Ce texte est fait pour les bas revenus. Parce qu’en France actuellement, nous n’avons pas un ministère des Affaires sociales mais un ministère anti-social, qui méprise totalement les bas revenus. C’est fou, alors que nos demandes ne coûtent rien (nous défendons des abattements), personne ne les entend. Pour l’ASV, où la cotisation est forfaitaire [3 960euros, dont, pour les seuls secteurs I, 2 640 euros sont pris en charge par les caisses d’assurance-maladie, NDLR], nous demandons quatre tranches de cotisation (100 %, 75 %, 50 %, 25 % en fonction du revenu), c’est impossible à obtenir ! Nous avons fait une tentative dans le cadre du dernier projet de loi de financement de la Sécurité sociale… et l’idée n’a été gardée que pour les retraités qui cumulent emploi et retraite – elle a été en plus modifiée avec une dose de proportionnalité aux revenus. Valérie Boyer reprend aujourd’hui des éléments de ce que nous souhaitions. Il y a en France des médecins qui ne remplacent pas à cause des charges, il y a des médecins poursuivis en justice parce qu’ils n’arrivent pas à payer ces charges ! Les tranches de cotisations que nous prônons pourraient intéresser entre 5 000 et 10 000 confrères.

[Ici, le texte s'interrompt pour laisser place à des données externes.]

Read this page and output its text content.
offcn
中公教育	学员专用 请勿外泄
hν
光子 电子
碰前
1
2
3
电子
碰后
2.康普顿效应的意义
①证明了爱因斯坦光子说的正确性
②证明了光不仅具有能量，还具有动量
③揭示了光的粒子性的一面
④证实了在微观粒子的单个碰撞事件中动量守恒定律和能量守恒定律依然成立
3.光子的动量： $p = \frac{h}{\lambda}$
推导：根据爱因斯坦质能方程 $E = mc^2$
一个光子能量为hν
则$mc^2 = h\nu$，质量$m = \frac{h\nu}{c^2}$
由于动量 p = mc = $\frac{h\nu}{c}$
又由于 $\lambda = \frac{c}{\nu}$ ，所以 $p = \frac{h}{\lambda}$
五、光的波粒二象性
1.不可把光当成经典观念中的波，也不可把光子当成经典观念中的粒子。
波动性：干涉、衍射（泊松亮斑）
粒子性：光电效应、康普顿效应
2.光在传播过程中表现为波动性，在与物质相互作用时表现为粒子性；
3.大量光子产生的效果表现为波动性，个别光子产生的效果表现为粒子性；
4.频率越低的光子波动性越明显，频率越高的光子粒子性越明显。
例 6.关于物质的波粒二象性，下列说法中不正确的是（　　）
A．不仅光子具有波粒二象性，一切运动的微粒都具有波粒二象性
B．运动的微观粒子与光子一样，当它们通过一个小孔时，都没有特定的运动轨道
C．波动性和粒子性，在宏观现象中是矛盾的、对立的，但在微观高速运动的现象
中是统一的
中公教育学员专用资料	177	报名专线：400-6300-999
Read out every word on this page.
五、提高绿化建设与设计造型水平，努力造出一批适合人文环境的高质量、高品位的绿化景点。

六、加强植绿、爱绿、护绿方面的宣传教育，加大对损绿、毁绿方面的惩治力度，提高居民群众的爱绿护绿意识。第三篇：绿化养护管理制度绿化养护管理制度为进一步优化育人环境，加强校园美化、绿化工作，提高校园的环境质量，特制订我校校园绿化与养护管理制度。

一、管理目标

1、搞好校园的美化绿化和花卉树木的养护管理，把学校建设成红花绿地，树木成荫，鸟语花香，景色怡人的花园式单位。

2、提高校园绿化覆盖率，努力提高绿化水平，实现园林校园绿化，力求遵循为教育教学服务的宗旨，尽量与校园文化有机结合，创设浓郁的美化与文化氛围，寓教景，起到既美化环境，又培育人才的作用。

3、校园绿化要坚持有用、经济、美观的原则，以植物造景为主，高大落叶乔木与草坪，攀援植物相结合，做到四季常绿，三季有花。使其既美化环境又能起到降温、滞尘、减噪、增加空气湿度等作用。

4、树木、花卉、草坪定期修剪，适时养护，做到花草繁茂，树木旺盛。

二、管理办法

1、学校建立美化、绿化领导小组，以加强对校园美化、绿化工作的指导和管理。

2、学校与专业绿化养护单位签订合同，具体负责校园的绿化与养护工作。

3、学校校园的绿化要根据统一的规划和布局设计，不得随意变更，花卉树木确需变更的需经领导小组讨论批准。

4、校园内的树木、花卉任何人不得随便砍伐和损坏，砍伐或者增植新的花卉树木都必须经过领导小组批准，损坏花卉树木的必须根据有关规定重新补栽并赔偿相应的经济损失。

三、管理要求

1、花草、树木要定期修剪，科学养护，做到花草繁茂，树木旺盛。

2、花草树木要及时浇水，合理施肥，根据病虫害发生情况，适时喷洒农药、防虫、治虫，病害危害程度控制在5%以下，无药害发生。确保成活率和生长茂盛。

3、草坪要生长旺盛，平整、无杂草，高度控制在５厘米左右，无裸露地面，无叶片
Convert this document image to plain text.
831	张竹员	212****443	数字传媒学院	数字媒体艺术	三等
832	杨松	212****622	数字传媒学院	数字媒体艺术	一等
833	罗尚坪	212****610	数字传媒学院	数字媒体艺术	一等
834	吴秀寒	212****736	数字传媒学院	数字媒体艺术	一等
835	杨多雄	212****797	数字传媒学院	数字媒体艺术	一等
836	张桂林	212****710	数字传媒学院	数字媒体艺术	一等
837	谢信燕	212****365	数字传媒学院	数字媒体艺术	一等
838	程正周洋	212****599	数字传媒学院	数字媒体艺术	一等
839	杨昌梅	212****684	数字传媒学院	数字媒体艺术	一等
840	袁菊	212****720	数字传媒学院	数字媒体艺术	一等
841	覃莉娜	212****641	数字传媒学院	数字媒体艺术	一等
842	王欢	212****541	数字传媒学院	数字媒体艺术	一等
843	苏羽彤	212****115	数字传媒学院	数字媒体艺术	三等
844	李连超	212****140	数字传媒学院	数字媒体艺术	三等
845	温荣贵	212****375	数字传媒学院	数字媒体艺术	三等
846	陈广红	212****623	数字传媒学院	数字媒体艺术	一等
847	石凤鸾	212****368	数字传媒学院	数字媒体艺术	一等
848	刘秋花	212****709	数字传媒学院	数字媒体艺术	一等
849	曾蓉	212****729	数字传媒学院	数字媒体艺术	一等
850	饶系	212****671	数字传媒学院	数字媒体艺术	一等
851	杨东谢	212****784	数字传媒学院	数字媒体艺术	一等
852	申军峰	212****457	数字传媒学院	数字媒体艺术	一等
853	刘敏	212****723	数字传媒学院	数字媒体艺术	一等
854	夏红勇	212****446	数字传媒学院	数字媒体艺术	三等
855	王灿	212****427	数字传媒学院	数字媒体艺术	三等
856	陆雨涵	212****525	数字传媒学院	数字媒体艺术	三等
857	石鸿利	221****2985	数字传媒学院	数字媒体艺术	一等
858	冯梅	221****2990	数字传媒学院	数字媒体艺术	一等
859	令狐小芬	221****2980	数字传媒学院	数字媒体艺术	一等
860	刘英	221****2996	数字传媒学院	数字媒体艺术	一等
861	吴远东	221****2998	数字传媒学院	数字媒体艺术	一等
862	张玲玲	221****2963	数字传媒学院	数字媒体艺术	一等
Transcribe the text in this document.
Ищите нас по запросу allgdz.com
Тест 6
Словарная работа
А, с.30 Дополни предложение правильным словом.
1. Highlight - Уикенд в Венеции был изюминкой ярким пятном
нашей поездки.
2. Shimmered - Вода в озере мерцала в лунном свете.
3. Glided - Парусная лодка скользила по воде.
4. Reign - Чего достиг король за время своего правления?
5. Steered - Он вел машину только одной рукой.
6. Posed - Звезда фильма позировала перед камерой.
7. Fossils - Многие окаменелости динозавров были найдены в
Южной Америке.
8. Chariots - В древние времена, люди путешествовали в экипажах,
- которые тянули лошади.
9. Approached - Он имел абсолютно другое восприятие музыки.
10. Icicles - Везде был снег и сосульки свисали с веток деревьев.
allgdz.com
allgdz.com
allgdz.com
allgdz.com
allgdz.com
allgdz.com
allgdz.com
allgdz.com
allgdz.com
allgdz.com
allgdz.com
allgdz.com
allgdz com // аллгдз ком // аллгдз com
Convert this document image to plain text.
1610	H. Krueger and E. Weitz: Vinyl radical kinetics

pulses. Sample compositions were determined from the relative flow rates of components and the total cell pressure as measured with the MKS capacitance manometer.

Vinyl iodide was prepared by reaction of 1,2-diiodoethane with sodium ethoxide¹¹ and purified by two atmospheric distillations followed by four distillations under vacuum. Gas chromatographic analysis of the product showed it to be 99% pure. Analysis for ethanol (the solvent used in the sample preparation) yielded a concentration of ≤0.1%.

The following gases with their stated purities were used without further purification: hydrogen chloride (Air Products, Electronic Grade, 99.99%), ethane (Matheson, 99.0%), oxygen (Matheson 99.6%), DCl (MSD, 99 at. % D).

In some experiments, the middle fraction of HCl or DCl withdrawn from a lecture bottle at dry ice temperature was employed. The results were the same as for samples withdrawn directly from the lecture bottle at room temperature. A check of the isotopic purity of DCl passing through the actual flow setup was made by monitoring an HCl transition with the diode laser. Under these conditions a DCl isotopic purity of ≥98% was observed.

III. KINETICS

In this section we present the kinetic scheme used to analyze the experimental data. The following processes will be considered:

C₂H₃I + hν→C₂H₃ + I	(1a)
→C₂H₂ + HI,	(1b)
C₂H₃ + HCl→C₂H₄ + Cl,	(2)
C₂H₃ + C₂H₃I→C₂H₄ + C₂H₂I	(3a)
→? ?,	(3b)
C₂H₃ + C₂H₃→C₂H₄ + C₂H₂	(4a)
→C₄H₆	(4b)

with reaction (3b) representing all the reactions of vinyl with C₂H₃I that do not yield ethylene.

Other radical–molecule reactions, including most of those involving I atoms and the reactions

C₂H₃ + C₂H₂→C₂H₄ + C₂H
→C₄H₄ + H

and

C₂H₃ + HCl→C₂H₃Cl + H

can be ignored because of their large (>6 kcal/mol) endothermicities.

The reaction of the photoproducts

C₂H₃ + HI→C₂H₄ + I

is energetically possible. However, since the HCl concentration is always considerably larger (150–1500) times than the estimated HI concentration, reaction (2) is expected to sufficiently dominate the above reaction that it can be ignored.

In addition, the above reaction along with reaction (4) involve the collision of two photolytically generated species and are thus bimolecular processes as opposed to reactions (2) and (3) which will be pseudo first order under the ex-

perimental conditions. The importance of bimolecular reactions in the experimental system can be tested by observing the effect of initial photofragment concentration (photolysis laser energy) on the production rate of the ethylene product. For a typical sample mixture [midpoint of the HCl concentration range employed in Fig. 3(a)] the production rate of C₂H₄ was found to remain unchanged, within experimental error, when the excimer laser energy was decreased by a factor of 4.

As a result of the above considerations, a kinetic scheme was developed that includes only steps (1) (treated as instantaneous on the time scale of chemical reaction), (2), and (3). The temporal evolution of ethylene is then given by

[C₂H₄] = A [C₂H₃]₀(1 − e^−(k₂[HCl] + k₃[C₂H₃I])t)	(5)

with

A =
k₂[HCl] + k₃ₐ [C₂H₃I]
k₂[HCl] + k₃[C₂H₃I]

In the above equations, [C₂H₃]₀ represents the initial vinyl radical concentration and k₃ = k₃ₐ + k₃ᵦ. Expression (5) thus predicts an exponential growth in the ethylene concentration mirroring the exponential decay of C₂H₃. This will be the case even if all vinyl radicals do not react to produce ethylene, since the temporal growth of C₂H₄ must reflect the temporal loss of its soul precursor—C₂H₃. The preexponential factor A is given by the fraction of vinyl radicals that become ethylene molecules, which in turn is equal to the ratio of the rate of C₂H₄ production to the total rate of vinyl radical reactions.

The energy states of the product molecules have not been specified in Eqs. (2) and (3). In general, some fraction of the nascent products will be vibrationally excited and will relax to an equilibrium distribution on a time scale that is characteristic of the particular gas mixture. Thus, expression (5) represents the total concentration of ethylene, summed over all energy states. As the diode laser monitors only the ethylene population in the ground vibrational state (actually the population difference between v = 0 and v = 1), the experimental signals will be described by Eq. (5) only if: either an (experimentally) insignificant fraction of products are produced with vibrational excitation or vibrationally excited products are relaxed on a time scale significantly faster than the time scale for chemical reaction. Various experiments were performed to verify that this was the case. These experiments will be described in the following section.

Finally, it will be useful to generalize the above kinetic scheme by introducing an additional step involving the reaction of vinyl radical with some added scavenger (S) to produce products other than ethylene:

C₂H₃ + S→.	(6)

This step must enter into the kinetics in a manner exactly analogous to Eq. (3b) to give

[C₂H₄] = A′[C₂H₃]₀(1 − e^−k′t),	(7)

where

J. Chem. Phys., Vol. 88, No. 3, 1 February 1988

N’y a-t-il pas pour eux de solutions alternatives ?
À la CARMF, nous avons pensé au statut d’auto-entrepreneur mais on bute, devinez sur quoi… l’ASV ! Chez nous, il y a au moins six classes différentes, six taux différents de cotisations retraite, suivant que les médecins sont secteur I ou secteur II, qu’ils sont inscrits au régime général ou au RSI… Ce n’est pas compatible avec les règles de l’auto-entrepreneur. Dommage. Car ce statut permettrait de régler, par exemple, le problème du médecin qui remplace quinze jours et à qui on demande des cotisations qui dépassent son revenu. C’est ridicule, le gouvernement n’arrive pas à coller à la pratique de terrain. C’est l’horreur de la dictature administrative, il n’y a pas de responsable.
Vous pensez à d’autres « ratages » ?
Prenons le rachat de points. On a fait une loi permettant l’opération. Et puis on a arrêté des conditions de rachat beaucoup trop fortes, totalement dissuasives. Personne n’a rien racheté. Autre exemple : quand on a réformé la pension de réversion, cela a été immédiatement assorti d’une condition de ressources annulant tous les effets attendus. Résultat, la mesure devait bénéficier aux veuves de médecins, aucune n’en tirera avantage. Chaque fois, il y a un effet d’annonce et puis des textes d’application qui reviennent en arrière. Cela donne le sentiment d’un grand mépris.